Open Air Library / KARO Architekten
01
NOV 2009
By Nico Saieh para ArchDaily
Architects: KARO Architecten / Antje Heuer, Stefan Rettich, Bert Hafermalz, Leipzig Architektur+Netzwerk, Sabine Eling-Saalmann, Magdeburg
Location: Magdeburg, Germany
Collaborators: Christian Burkhardt, Gregor Schneider, Mandy Neuenfeld
Project Partners: Bürgerverein Salbke, Fermersleben, Westerhüsen e.V.
Structural Engineer: Michael Kurt, Leipzig
Light Conception: Jürgen Meier, architektur&medien, Leipzig
Consultant: Ruth Gierhake, Köln
Commissioner: City of Magdeburg
Funding: Ministry of infrastructure, building and city development
Project Area: 488 sqm
Budget: $325,000 Euro
Project year: 2008-2009
Photographs: Anja Schlamann
Location: Magdeburg, Germany
Collaborators: Christian Burkhardt, Gregor Schneider, Mandy Neuenfeld
Project Partners: Bürgerverein Salbke, Fermersleben, Westerhüsen e.V.
Structural Engineer: Michael Kurt, Leipzig
Light Conception: Jürgen Meier, architektur&medien, Leipzig
Consultant: Ruth Gierhake, Köln
Commissioner: City of Magdeburg
Funding: Ministry of infrastructure, building and city development
Project Area: 488 sqm
Budget: $325,000 Euro
Project year: 2008-2009
Photographs: Anja Schlamann
The open air library, we established in 2005 in an abandoned district centre in East Germany has been started with a public intervention, using beer crates as building material: On the fallow site of the former district library a 1:1 model of a possible Open-Air-Library has been build up for two days and the shelves have been filled with book donations. The residents took over the energy of the temporary project and opened up an informal district library near the site which now offers more than 20.000 books. The outdoor space as an addition has been designed together with the residents and opened in June this year.
Project Information
The southeast of Magdeburg belongs to these urban areas in Eastern Germany which are characterized by abandoned industrial plants and fallow land. A post-industrial city landscape with high unemployment and figures of vacancy up to 80%. This also concerns the district Salbke. The spatially intact city center stands almost completely empty. Its image is shaped by pasted over shop windows and fallow land. The encountered reality served us as a resource and starting point for an urbanistic experiment.

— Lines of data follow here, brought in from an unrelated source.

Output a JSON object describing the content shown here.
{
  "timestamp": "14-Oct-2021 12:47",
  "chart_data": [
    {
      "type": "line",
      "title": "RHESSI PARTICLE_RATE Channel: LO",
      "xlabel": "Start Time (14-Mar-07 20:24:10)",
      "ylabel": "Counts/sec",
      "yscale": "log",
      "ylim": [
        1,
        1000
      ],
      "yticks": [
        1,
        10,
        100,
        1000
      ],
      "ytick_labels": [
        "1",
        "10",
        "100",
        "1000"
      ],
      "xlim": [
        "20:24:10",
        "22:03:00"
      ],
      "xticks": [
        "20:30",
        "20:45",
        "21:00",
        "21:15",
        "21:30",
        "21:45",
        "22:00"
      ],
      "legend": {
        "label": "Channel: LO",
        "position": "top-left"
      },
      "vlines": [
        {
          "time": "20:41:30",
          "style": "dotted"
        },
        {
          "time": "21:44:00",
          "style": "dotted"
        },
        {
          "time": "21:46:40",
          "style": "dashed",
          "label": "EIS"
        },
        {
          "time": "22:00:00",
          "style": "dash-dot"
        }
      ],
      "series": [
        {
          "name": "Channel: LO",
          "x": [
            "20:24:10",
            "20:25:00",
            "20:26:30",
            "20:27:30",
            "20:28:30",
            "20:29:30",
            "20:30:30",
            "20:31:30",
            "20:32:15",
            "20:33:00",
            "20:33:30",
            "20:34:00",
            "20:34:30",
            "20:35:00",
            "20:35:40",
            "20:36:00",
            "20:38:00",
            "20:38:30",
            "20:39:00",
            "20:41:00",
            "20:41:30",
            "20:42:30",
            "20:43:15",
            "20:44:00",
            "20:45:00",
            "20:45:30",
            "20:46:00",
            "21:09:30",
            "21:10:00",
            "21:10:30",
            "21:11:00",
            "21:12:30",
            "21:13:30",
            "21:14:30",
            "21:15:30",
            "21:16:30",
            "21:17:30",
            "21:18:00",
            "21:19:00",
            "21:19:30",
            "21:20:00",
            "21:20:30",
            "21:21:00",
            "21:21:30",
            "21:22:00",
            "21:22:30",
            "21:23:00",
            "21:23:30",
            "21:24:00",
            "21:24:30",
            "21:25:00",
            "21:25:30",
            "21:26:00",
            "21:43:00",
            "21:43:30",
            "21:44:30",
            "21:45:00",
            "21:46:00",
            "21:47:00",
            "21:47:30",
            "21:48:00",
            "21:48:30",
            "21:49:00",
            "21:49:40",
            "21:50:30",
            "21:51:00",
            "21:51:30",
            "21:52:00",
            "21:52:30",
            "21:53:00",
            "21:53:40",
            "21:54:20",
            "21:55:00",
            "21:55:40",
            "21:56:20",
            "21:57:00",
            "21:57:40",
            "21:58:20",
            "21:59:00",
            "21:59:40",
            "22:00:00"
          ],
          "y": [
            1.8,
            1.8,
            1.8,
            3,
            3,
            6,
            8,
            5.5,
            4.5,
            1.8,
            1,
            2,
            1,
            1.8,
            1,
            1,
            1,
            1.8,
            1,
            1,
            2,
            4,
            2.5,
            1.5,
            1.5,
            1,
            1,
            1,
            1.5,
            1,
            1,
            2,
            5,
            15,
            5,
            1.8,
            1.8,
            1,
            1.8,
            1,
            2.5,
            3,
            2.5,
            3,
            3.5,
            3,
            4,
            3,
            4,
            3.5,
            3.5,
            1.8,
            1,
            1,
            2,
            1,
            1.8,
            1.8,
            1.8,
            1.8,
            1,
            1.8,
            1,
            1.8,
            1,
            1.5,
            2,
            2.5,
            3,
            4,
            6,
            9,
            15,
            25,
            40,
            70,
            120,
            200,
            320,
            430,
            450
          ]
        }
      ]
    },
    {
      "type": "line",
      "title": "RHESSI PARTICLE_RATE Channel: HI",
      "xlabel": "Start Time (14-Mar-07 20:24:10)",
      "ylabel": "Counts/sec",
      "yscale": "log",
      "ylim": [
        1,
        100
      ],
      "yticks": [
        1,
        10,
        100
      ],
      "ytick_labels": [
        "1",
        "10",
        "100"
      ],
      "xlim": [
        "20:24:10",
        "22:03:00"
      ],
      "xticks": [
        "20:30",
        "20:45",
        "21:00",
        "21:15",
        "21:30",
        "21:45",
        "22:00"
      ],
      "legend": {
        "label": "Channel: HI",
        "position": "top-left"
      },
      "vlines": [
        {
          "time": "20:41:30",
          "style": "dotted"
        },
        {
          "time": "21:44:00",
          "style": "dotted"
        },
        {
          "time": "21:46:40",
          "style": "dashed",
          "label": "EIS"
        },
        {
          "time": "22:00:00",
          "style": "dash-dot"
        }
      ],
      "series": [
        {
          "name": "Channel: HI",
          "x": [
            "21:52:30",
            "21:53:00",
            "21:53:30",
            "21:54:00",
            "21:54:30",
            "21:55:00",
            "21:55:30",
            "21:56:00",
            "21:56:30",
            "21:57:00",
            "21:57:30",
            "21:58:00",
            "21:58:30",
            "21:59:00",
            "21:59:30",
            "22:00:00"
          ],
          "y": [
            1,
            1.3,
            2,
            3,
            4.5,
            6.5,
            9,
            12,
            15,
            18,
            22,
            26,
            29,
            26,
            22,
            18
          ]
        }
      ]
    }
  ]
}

In collaboration with the local residents the fallow zones of the former village library are developed as a “bookmark”. Remembrance, history and narratives provided the background for the “re-occupation” of the abandoned expanse. An old empty shop was used as base for a temporary library and camp for a building workshop. There, books were collected and design strategies for reclaiming the site were developed.
With more than 1.000 lent beer crates the favorite draft was constructed together with the locals in the scale 1:1 [2005]. The shelves of the temporary library were filled by the residents with books. A festival followed with poetry slam and readings to prove the everyday suitability of the new urban situation. Since 2005 more than 20.000 books were collected and the local residents pursue a reading café quite near the site. But it took some years to organize the money to build this so called “bookmark” for real. Since 2006 the project is part of a research project of the federal government and is funded as a pilot project for realization.
In June this year the outdoor-library opened officially. The residents which take care for the reading-café as well as for the open-air-library call it a “library of confidence”: There is no registration needed. You can just take a book away and should bring it back voluntary or at least another one. The shelves are never closed; you can go there and take a book when ever you want – 24 hours a day.
As another communal function a stage is included. This is used by the elementary school for theatre plays, as well as for public readings, for concert-gigs of local youth bands and other cultural and communal events.
Beside the social aspects, the architectural kick is the re-use of the modernist facade of the old HORTEN warehouse of the City of Hamm [built in 1966], which has been knocked down in 2007.